There is already a sizeable literature on what influences how rewarding food is. We seem to have three somewhat separate systems regulating food intake: a hunger system controlled by the actual need to eat (as determined by the body and hypothalamus), an appetite system dealing with the psychological desire to eat (linked to how the food looks, expectations, habits, cultural patterns and many other things), and satiety signals (such as a full stomach) making us less willing to eat. We can have appetite for dessert even if we are not hungry and feel rather full. Hunger may be the reason we eat, but appetite tells us what to eat.

The rewards of eating also split into actually wanting the food and liking it. As eating disorders and drug addiction show, people can be driven by strong desires for things they do not enjoy, or enjoy things they do not desire.

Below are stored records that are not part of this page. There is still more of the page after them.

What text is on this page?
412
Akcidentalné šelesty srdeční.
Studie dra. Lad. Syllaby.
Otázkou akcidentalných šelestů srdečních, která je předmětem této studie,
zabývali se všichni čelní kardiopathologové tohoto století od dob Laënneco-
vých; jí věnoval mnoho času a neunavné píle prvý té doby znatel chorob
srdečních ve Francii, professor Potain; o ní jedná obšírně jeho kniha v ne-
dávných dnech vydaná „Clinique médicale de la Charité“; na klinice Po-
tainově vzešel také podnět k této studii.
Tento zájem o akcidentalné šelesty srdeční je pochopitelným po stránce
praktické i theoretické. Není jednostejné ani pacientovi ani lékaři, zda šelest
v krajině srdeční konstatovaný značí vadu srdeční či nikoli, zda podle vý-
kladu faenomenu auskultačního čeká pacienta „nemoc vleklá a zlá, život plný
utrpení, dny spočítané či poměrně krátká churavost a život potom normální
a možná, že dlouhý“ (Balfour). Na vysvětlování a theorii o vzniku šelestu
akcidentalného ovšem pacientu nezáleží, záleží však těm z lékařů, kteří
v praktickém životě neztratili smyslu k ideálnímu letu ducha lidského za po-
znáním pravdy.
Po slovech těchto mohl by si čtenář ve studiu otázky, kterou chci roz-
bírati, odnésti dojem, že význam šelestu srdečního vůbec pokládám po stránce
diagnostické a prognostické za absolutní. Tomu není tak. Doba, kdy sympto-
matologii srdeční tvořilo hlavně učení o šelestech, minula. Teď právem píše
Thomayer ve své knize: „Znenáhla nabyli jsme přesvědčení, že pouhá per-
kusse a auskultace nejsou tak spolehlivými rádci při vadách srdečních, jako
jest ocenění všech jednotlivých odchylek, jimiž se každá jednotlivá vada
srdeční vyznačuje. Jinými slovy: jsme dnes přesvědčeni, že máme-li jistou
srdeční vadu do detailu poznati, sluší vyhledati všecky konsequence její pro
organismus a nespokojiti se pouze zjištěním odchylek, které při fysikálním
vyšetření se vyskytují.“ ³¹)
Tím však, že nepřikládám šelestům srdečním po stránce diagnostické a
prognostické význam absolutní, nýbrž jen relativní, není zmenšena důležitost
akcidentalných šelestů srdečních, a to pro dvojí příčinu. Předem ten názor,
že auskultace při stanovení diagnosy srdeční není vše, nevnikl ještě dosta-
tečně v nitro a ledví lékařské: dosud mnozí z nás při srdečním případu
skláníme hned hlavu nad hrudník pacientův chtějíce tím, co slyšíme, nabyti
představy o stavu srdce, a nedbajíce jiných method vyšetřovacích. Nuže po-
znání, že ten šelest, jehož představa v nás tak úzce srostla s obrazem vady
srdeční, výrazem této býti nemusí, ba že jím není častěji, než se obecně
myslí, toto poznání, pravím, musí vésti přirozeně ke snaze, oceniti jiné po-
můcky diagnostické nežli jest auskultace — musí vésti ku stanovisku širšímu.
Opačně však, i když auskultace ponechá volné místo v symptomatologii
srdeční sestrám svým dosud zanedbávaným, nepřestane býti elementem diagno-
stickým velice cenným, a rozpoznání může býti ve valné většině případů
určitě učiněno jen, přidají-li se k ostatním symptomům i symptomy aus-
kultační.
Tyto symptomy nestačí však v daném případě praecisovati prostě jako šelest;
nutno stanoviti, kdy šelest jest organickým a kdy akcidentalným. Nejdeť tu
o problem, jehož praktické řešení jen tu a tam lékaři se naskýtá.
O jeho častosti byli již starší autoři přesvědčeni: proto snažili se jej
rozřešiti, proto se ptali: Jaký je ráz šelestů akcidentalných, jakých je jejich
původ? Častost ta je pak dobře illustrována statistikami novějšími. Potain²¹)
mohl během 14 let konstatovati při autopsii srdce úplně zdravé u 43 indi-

In psychology food is known to be a primary reinforcer: if we are given food after an action, we are more likely to do that action again in similar circumstances. However, the strength of reinforcement depends on individual factors and circumstances.

This means that delicious food is already addictive to some extent. When we see it we feel desire for it, and after having enjoyed it we are more likely to seek it out again. Certain tastes are more rewarding than others: infants react very positively to sweet tastes without knowing anything about what they are, and quickly learn to do whatever it takes to get them.

Umami, the fifth taste, is often signalled by glutamate (which can be found in everything from soy to paramesan cheese to tomatoes). Glutamate is a flavor enhancer and can improve appetite, something which has been used to increase eating among elderly people.

Adding ghrelin straight to a meal is unlikely to work both for biological and economical reasons: first, ghrelin is destroyed in the stomach. Drugs that release ghrelin could perhaps be devised, but would fall under drug  and food additive legislation. Second, anybody selling food wants us hungry before we buy: additives that makes us want to eat more will at most make us buy a bit more dessert at the restaurant, but it will not help the fast food chain or convenience store. Perhaps it could give return business, but the risk is that the ghrelin kicks in when we are eating a competitors product and we will remember that instead. Much safer to stick to sugar and glutamate, as well as the classic trick of unit bias.

While hunger-manipulation is unlikely to be a major marketing success it may still turn out to be important. Interest in a ghrelin-antibody anti-obesity treatment is high, and the US military is looking for ways of getting soldiers their food when it suits military operations rather than the bodies. Food that could manipulate hunger and satiety would sell well among the weight-conscious.

Being able to regulate our desires is in many ways a good thing. But we want to make sure the higher-order desires (what we want to want) are running the show, not the lower-order desires (what we want). We cannot avoid wanting food, but we want to avoid overeating and we want to want good food. It is relatively easy for us to collectively decide that adding ghrelin-like substances to food is against what we really want and that such additions should be banned or must be clearly labelled.

Unfortunately that will not solve the deeper problem: we will want the sweet, savoury and delicious food we now can create. It is impossible to effectively ban good cooking and cheap food. Appetite is something deeper and stronger than reason (which after all was developed by evolution in order to make us better at finding stuff to eat).

What we can do is to investigate ways of enhancing our self-control and how to turn our appetite towards what is good for us. Ironically, if we discover effective means to achieve such control the discoveries are likely to be just as risky to us as better ways of being overwhelmed by appetite: any tool that controls motivation is a dangerous tool. Yet it would be so tempting I doubt we could resist it.